The Intel insn ref manual entry for xbegin is pretty clear. (See the tag wiki for links to Intel's official PDF, and other stuff.)

On an RTM abort, the logical processor discards all architectural register and memory updates performed during the RTM execution and restores architectural state to that corresponding to the outermost XBEGIN instruction. The fallback address following an abort is computed from the outermost XBEGIN instruction.

So the instruction works like a conditional branch, where the branch condition is "did an abort happen before XEND?" e.g.:

; NASM syntax, I assume MASM is similar
    ; eax holds abort info, all other architectural state + memory is unchanged
    inc     [retry_count]      ; or whatever other debug instrumentation you want to add

global xbegin_wrapper_with_retry
    xbegin  retry

If an abort happens, it's as if all the code that ran after xbegin didn't run at all, just a jump to the fallback address with eax modified.

You might want to do something other than just infinite retries on an abort, of course. This isn't meant to be a real example. (This article does have a real example of the kind of logic you might want to use, using intrinsics. It looks like they just test eax instead of using the xbegin as the jump in an if, unless the compiler optimizes that check. IDK if it's the most efficient way.)

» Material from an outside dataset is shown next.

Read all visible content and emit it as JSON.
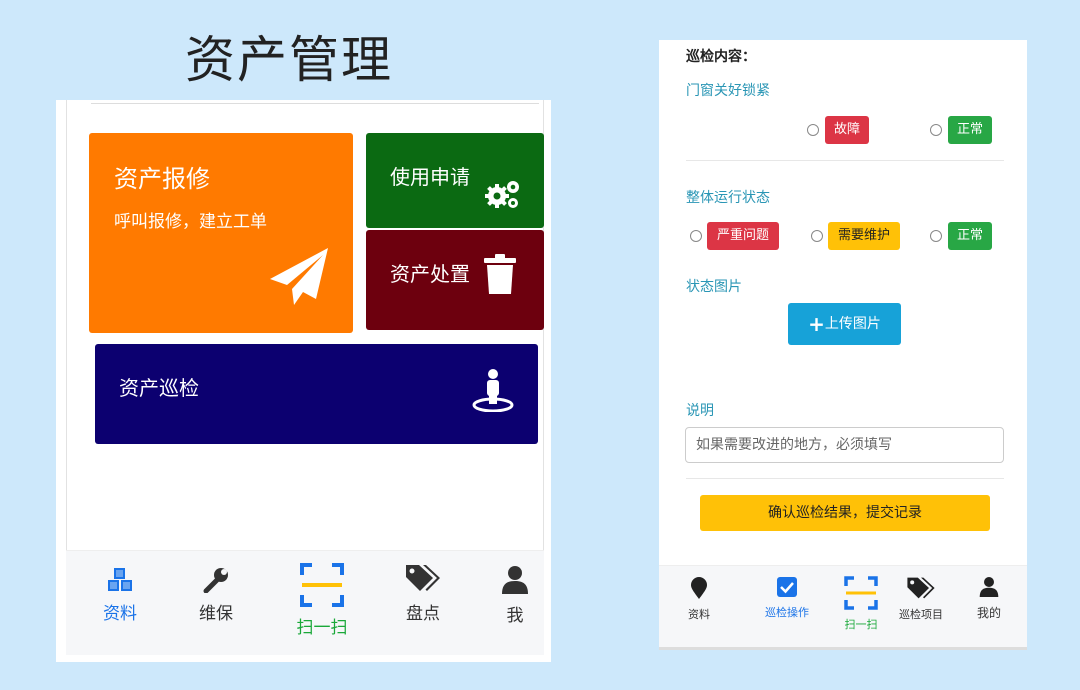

What do you mean "interrupts effects"?

You might want to try to get the compiler to emit the three-byte XEND instruction without a function call, so pushing the return address onto the stack isn't part of the transaction. e.g.

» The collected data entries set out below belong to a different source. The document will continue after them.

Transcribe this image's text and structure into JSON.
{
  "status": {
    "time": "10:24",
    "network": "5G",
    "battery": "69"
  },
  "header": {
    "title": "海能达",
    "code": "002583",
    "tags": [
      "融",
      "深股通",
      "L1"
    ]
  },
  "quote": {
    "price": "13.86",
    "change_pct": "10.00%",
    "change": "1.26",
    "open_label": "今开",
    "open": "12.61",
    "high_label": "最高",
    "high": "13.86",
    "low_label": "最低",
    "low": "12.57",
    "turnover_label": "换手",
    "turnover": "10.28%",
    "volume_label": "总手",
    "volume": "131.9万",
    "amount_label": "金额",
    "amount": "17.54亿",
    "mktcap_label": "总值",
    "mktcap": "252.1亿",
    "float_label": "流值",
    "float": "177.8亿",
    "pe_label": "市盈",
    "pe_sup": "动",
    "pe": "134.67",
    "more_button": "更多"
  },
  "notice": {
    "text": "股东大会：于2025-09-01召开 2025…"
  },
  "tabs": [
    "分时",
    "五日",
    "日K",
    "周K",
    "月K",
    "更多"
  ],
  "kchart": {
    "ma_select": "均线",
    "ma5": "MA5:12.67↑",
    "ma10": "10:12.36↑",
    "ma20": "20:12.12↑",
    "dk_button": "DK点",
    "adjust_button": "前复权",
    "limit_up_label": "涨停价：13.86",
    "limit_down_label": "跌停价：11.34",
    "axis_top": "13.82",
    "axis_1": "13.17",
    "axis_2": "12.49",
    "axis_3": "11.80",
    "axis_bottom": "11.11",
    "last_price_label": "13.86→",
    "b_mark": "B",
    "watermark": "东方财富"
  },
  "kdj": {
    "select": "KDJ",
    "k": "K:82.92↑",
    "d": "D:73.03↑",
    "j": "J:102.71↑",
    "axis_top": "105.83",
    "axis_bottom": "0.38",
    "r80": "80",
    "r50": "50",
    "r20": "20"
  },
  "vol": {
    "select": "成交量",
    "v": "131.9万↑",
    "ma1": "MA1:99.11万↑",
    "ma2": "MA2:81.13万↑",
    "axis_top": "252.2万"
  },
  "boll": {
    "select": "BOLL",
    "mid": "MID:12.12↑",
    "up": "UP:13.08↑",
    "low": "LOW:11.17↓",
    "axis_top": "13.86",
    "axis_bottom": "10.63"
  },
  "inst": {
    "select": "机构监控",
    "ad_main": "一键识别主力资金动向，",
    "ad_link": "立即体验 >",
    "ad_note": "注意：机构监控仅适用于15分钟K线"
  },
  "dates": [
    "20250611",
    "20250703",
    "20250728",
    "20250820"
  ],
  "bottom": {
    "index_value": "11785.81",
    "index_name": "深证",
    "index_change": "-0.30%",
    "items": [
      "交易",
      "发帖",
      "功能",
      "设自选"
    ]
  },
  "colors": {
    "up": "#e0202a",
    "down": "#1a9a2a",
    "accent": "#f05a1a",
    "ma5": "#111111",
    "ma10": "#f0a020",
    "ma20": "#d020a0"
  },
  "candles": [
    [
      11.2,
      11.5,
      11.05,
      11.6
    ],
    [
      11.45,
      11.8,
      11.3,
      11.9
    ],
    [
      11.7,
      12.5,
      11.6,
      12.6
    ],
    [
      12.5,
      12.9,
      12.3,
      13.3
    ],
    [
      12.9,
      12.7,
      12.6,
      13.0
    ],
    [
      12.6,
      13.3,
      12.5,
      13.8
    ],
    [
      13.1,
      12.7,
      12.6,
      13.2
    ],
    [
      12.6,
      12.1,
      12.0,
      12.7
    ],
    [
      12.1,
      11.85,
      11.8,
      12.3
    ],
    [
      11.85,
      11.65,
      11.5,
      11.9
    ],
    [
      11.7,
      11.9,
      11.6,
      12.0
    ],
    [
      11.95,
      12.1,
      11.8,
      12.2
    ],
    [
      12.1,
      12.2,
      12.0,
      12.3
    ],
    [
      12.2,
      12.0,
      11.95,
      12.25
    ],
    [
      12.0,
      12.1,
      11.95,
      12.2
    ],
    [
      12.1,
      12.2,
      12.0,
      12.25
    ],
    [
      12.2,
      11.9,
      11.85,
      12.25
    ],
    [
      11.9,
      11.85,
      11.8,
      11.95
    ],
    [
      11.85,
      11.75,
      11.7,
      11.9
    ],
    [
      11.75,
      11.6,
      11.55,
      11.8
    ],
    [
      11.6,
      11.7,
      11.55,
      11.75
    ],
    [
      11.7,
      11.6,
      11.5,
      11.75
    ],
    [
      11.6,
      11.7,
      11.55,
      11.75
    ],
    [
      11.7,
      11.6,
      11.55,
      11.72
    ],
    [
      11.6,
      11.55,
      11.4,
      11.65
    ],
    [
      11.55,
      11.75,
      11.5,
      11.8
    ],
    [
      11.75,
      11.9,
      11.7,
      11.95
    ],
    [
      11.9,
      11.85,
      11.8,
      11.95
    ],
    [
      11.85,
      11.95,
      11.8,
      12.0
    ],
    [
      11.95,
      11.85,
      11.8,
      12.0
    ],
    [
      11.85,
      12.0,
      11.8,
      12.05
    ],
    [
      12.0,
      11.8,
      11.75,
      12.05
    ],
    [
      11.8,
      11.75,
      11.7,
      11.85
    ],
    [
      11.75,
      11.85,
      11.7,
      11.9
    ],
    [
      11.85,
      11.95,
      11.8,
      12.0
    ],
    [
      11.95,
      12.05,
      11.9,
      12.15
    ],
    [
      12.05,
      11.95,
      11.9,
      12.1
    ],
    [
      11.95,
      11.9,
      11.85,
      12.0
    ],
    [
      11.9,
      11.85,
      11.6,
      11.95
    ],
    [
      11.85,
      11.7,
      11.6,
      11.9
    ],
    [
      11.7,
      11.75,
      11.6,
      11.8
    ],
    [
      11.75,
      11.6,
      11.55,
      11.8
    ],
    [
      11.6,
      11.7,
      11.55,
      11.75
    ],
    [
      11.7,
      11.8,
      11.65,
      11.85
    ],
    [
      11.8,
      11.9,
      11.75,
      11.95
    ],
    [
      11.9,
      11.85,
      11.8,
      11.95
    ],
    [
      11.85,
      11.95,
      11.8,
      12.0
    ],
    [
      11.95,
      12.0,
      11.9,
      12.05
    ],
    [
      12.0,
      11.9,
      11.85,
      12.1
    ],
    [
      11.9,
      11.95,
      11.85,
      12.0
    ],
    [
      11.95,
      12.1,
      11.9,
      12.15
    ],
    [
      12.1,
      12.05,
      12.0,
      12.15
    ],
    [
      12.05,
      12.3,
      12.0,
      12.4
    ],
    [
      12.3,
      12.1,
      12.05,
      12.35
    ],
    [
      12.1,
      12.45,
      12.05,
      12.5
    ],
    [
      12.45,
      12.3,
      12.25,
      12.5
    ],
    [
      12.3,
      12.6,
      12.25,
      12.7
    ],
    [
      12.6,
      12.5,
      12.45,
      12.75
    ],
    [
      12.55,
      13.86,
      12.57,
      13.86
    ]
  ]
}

// no idea if this is safe, or if it might get reordered by the optimizer
#define xend_MSVC  __asm _emit 0x0F  __asm _emit   0x01 __asm _emit 0xD5

I think this does still work in 64bit mode, since the doc mentions rax, and it looks like IACA's header file uses __asm _emit.

It'll be safer to put XEND in its own wrapper function, too, I guess. You just need a stop-gap until you can upgrade to a compiler with intrinsics, so it doesn't have to be perfect as long as the extra reads/writes from the ret and call don't cause too many aborts.